Greb played forward for the Catamounts and after a learning freshman year in which she played 10 games, she started 52 of WCU’s 58 games her final three seasons. She tallied 10 goals and 10 assists, getting four goals and three assists as a junior and three goals and four assists as a senior. All four totals were second on the team during those two years.

“My main goal in a game was to do what my team needed me to do,” Greb said. “Some games, I was needed to sit back and play more defensively while in other games I was needed to attack more and find the net.”

Whatever she was doing, she did it well. A strong technical player according to Miller, Greb’ dedication and passion fueled her to work on improving each year.

“She was a true student of the game,” the coach said. “Laura always worked hard on her fitness and was at the top of our fitness rankings within the program. I think her biggest contribution as a player was that we could rely on her to always be good with possession and dangerous in the final third.

“Laura had the ability to be dangerous in front of goal and scored some big goals for us over her career. She was very cheeky on the ball and fun to watch taking people on one v. one to goal. I would consider her to be a coach’s player. She always did the right thing in terms of being a leader and always put the team first.”

One of the biggest goals Greb scored came last fall when she tallied the game-winner against The Citadel on Senior Day. She considered it her personal highlight.

“It was a header,” she said. “But I can’t even describe it for you.”

Greb also experienced her greatest team moment as a senior, when WCU won at North Carolina-Greensboro.

“It was one of the few times we have beaten them in team history and just the second time on their field,” Greb said. “It was such a great feeling when the final whistle blew.”

The final whistle has now blown on her career, which snuck up quickly on Greb, as it does for most college athletes.

“It absolutely flew by,” she said. “It is crazy and still hasn’t set in that it is over. It was a crazy few years but totally helped me grow as a person.”

She also grew as a player, which should transcend into coaching.

“I became a smarter player than I was when I entered college,” Greb said. “Coming out of high school, I did not know what to expect, and I was surprised how much faster the game was.

“I adjusted and learned to play quicker. I found different ways to execute passes and shots at the speed of a college game.”

Greb’s playing days ended with a nice exclamation point when she was named to the North Carolina Collegiate All-State team in June. She called it the “icing on the cake” for her career.

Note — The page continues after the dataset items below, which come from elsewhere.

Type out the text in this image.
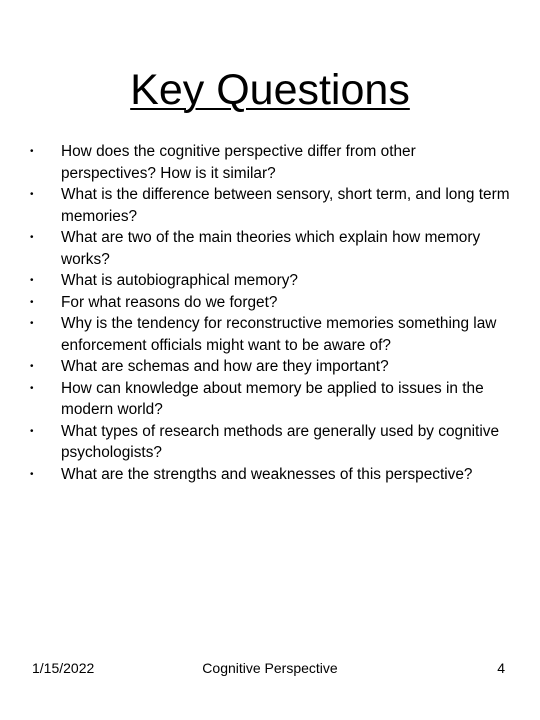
Key Questions
•	How does the cognitive perspective differ from other perspectives? How is it similar?
•	What is the difference between sensory, short term, and long term memories?
•	What are two of the main theories which explain how memory works?
•	What is autobiographical memory?
•	For what reasons do we forget?
•	Why is the tendency for reconstructive memories something law enforcement officials might want to be aware of?
•	What are schemas and how are they important?
•	How can knowledge about memory be applied to issues in the modern world?
•	What types of research methods are generally used by cognitive psychologists?
•	What are the strengths and weaknesses of this perspective?
1/15/2022	Cognitive Perspective	4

She also has a strong academic resume’, having recorded a 3.8 GPA as a health and phys-ed major. Aside from going for her master’s, Greb’s plans are wide open.

“I am actually quite unsure of my plans for the future at this point, but I do want to go into coaching,” she said. “This GA spot will give me awesome experience, and I will be learning from great coaches.

“I have had many good coaches in my life, and they all taught me a little something to make me who I am and the player I am today. Chris Mayer, Paul Oliu, Tom Gentz and Shaune Kent all taught me great things about soccer and developed me into what I believe to be a great teammate, player and leader.”

Miller said that Greb’s duties in the upcoming season will be to assist with the training and help the attacking players. She will also be hands-on with other activities to give her an idea of the complete spectrum of college coaching.

“She will also be involved with team travel, fundraising, camps, alumni functions and recruiting,” Miller said. “The biggest thing I feel a former player can bring to the table is a person the current players can relate to because they know she has done what they are currently doing.

“Laura will have the ability to learn a lot in the next couple of years, and it should give her a great foundation to build on as she continues to develop as a coach. We are excited to have her with us on staff this fall with the program at WCU. The thing I am most proud of is, I felt she got better every year and had her best season as a senior. She’s a first-class young lady and has a great family. We are proud to call her a Catamount.”

And she is proud to call herself a coach—a job she unofficially began working at this summer.